Salı

JONATHAN SAFRAN FOER * AŞIRI GÜRÜLTÜLÜ VE İNANILMAZ YAKIN


11 Eylül felaketi, terör kelimesini ve yarattığı kaosu hep uzaktan izleyen Amerika'nın o kadar da güvende olmadığını dünyaya gösterirken, Amerikan halkında yarattığı şaşkınlık ve korku sanatın farklı dallarını beslemeye ve varolmaya devam ediyor.

"Aşırı Gürültülü ve İnanılmaz Yakın", 11 Eylül felaketinden payına düşen hikayeyi şimdiye kadar izlediğim/okuduğum en acı ve en şaşırtıcı biçimde barındırıyor. Oskar adında kafası yaşıtlarından çok farklı şekillerde çalışan bir çocuğun 11 Eylül'de babasını kaybetmesinin ardından şekilleniyor roman. Babasının çalışma odasındaki vazonun içinde tesadüfen bulduğu bir anahtar ile New York'ta keşif gezilerine başlıyor. Bir yandan anahtarın hangi kapıyı ya da kasayı açtığının merakıyla sonuca ulaşmak isterken, bir yandan da bu araştırmanın onu babasına en yakın hissettiği, belki bitmesini hiç istemeyeceği özel anlar olduğunu görüyoruz.

Ara ara bu küçük çocuğun serüveninden sıyrılıp, Dresden'e, bombardımana, Hiroshima'ya, kayıplara ve acılara başka insanların dilinden şahit oluyoruz. Kitabın diğer 11 Eylül sonrası dram senaryolarından ayrılması da bu sayede gerçekleşiyor. Foer hikaye kurgulama işini ne kadar ustalıkta yaptığını bize noktalar vererek ve hayretler içinde bu noktaların birleşmesini izleterek kanıtlıyor.

Okurken, hikaye geliştikçe şaşırmamak elde değil.
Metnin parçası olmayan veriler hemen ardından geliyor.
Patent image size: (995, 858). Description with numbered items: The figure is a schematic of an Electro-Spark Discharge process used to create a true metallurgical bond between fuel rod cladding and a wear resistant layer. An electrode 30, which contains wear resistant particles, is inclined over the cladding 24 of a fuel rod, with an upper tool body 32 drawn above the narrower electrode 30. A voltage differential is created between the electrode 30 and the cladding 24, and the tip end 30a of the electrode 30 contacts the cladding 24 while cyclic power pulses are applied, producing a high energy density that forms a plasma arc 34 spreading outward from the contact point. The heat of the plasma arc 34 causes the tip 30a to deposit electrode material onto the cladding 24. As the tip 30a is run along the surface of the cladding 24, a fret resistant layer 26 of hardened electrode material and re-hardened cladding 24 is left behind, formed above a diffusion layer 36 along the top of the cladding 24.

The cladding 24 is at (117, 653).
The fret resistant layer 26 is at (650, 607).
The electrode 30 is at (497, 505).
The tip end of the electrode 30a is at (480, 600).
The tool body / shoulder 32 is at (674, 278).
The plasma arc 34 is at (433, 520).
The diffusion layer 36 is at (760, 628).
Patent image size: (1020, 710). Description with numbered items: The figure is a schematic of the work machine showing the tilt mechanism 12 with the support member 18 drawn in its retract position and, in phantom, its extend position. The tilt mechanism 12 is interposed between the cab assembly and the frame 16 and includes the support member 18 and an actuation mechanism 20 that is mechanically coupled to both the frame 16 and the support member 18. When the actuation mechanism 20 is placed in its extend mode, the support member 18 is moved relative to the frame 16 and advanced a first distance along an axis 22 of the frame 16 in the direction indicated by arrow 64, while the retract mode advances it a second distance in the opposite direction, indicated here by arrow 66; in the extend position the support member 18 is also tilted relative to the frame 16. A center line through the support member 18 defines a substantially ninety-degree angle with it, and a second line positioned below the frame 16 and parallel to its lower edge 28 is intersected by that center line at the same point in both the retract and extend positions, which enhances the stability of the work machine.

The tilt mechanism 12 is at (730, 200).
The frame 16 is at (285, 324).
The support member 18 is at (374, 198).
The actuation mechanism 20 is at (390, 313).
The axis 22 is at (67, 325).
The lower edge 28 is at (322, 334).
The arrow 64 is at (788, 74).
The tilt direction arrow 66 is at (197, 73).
Farklı geçmişleriyle, bakış açılarıyla onlarca insanın hikayesine boğaz düğümlenmeden kayıtsız kalıp bir sonraki sayfaya geçmek elde değil. Okumamış olanlara şiddetle tavsiye edebileceğim gibi, elinize yapışacağını, bırakamayacağınızı da garanti ediyorum.